As I’ve pointed out many times in this blog, Filipinos believe that the rich (like the expats who work overseas for example, who, actually, are seldom rich but they are viewed by their relatives in the Philippines as such) have the responsibility to share what they’ve got with their kababayan in the Philippines while the latter are entitled to getting and are not supposed to give because they are poor.
On the other hand both ancient wisdom (like the Bible for example) and modern economists, psychologists and personal development speakers keep saying the exact opposite.
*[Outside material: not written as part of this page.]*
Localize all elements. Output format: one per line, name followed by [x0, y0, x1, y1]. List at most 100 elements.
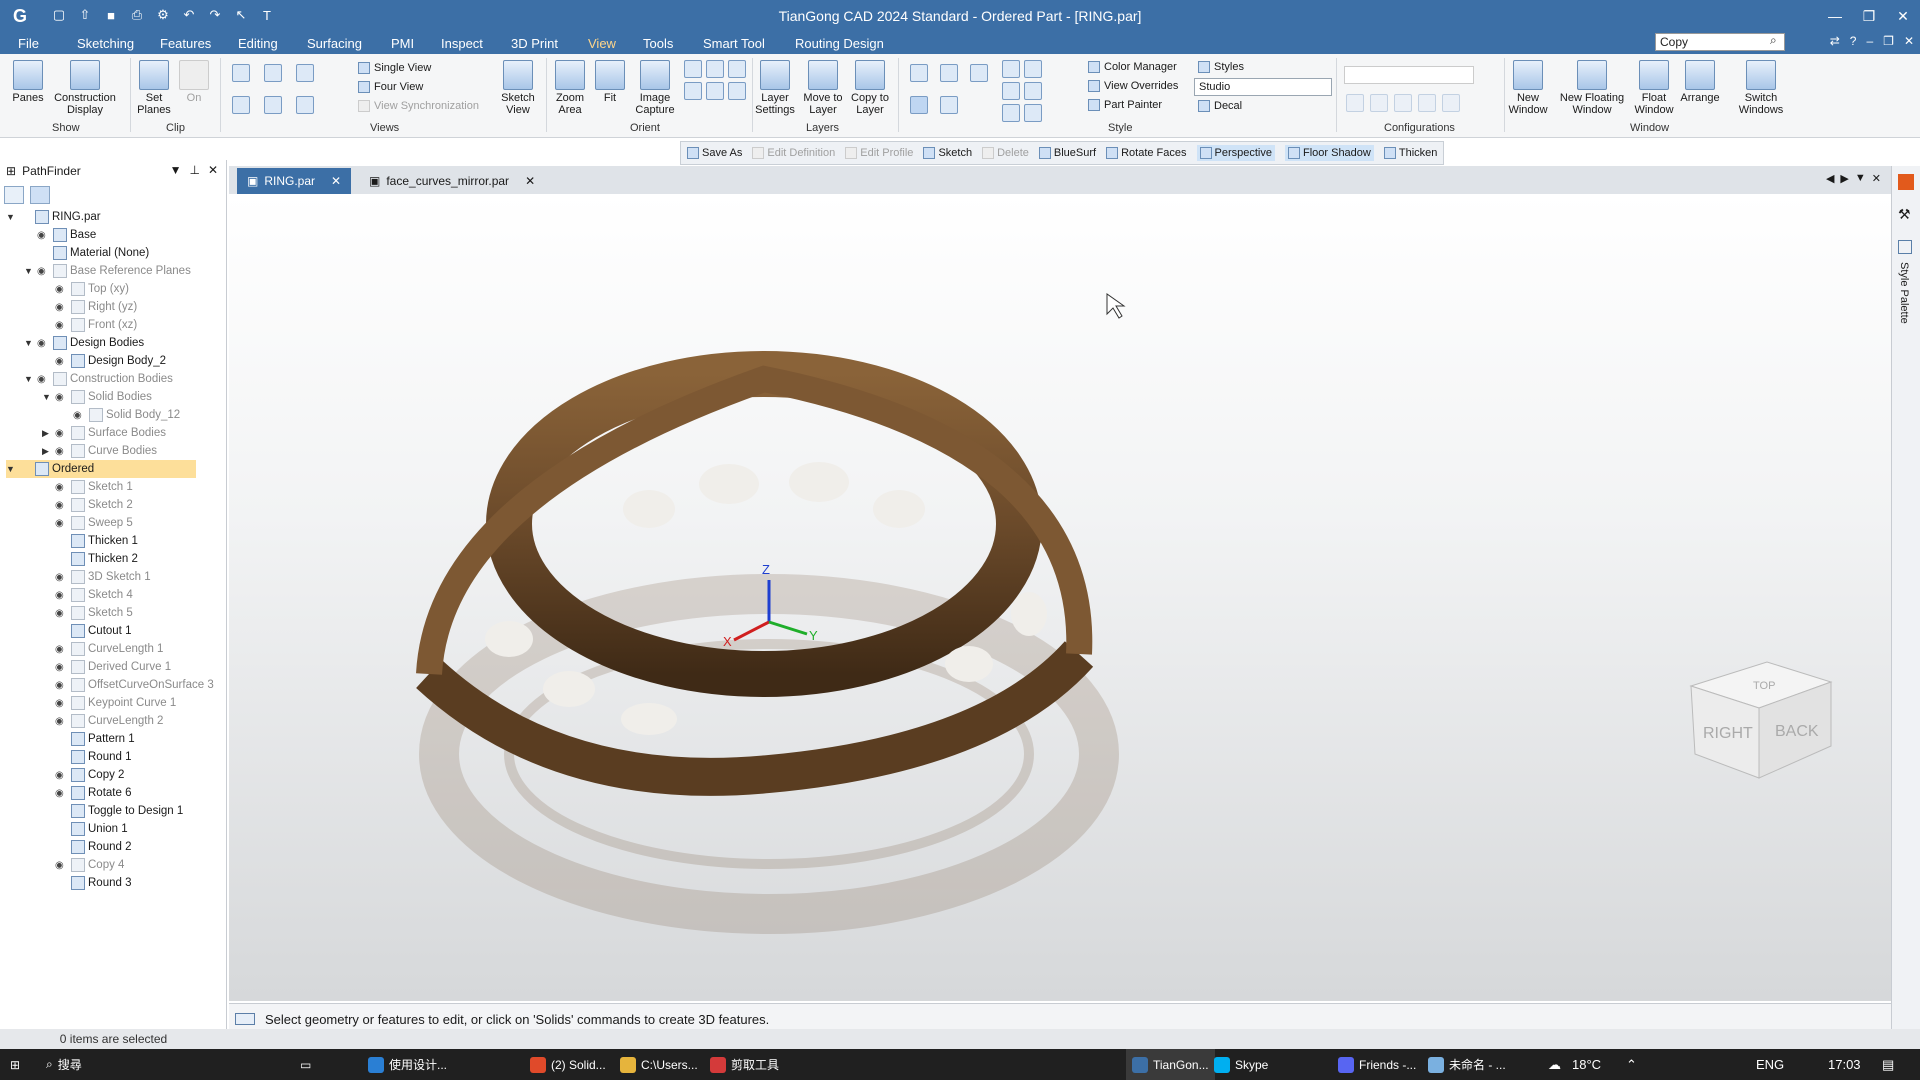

Actually an entire industry of motivational speakers has been created around the premise that giving is the key to receiving.
Although this notion sounds pretty counter-intuitive it is very easy to find plenty of evidence that the key to getting past scarcity is giving: many many books have been written and entire schools of thought have been estabilished around this idea.
However Filipinos have a very strong sense of Ako Muna (me first, me and my family first), which I have talked about in the past, and a strong sense of entitlement, which I have also talked about in the past, that definitely cause them to be a society that is more leaning toward getting than toward giving.
If you are married to a Filipina you know what I am talking about and if you aren’t married yet to a Filipina and have an idea about making this move, you will soon find out.
You will most certainly deal with her relatives in the Philippines, some of whom make no real effort to improve their lives, who view you and your money as their bank account, almost as a bottomless source of money they want to tap into.
This is not always the case but there is a great chance that this could happen if you marry a Filipina.
Another thing that I observe, here in my country, is that Filipinos are very smart when it comes to receiving from the social welfare system and, although they struggle to speak Italian properly, all of a sudden they become super fluent when they deal with social welfare employees!
The Philippines is definitely one of those societies where people shy away from giving, have a strong sense of entitlement and a “me (and my household) first” attitude.
This mentality runs counter to the universal law that says that if you “practice giving it will be given to you” and accounts for the fact that the Philippines remains a backward society despite the skyscrapers, the neon lights and the huge shopping malls.
The universal law of giving and receiving is infallible. Individuals, families and nations that are stingy and focused on receiving remain stuck in scarcity.
The notion that we only get past scarcity by giving, even if we are dead broke, because of its counter-intuitive nature is difficult to grasp, and it definitely eludes most Filipinos.
Yet there is overwhelming evidence that this is definitely the case and being married to a Filipina can help you appreciate how this law always comes true.
You will run across many demanding people and you will see with your own eyes how this attitude reverses on Filipinos and keeps them in a state of scarcity.